Click above for larger image
Another source of cooling is by means of a roof-top pump that draws up water from the brook and sprays it onto the roof. The water then flows back into the brook. There is a high efficiency wood burning stove in the kitchen, fuelled with wood from the garden. The heat yield supports the heat pump, thereby reducing the energy consumption of the thermal storage system. The house’s open layout ensures that heat from the stove can spread throughout the house.
The living room heats up quickly in winter by being oriented to the south and having all-glass facades, and thus serves as a heat source for the house as a whole.
Interior
All living spaces receive daylight from more than one direction. Storage units, bathrooms and other ancillary spaces also receive daylight, some of it indirect. All artificial lighting is LED-based.
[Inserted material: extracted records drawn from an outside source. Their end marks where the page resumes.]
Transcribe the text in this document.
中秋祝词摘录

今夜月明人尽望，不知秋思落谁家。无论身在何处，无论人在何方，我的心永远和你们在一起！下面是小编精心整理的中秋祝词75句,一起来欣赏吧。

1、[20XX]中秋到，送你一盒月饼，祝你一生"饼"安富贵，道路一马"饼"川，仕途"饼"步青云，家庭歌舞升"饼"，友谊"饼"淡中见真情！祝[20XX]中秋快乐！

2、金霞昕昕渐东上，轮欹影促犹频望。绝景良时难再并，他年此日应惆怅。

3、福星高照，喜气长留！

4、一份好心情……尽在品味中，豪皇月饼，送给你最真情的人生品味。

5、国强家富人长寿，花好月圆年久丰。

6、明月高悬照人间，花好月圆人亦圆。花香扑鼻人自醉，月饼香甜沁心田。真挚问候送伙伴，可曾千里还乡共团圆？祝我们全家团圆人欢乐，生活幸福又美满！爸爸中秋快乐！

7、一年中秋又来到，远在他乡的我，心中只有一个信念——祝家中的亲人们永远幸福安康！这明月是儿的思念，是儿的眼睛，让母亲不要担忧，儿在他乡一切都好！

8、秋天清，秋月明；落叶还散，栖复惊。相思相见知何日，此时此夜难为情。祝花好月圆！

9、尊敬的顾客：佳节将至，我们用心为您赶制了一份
Much of the furniture is built-in and where possible made of sustainable materials: wood floors and wardrobes – bamboo, kitchen cupboards – Ecoplex (poplar) laminate, settees in the living room and kitchen, curtains in the nurseries – woolfilt, floor covering in the sunken sitting area -bamboo.
Water and garden
Rainwater on the roofs is run off directly into the brook. All waste water (greywater) is run off into a tank where it is purified organically and then discharged into the brook. Only biodegradable cleansing agents are used in the house. The new garden layout is informed as much as possible by the replanting of existing trees and shrubs. This gives a greater openness but also more privacy where this is required. The garden is sprinkled exclusively with water from the brook. An electric lawn mower robot keeps the grass at the correct height, and the planting in the garden can be tended without the need for herbicides and artificial fertilizers.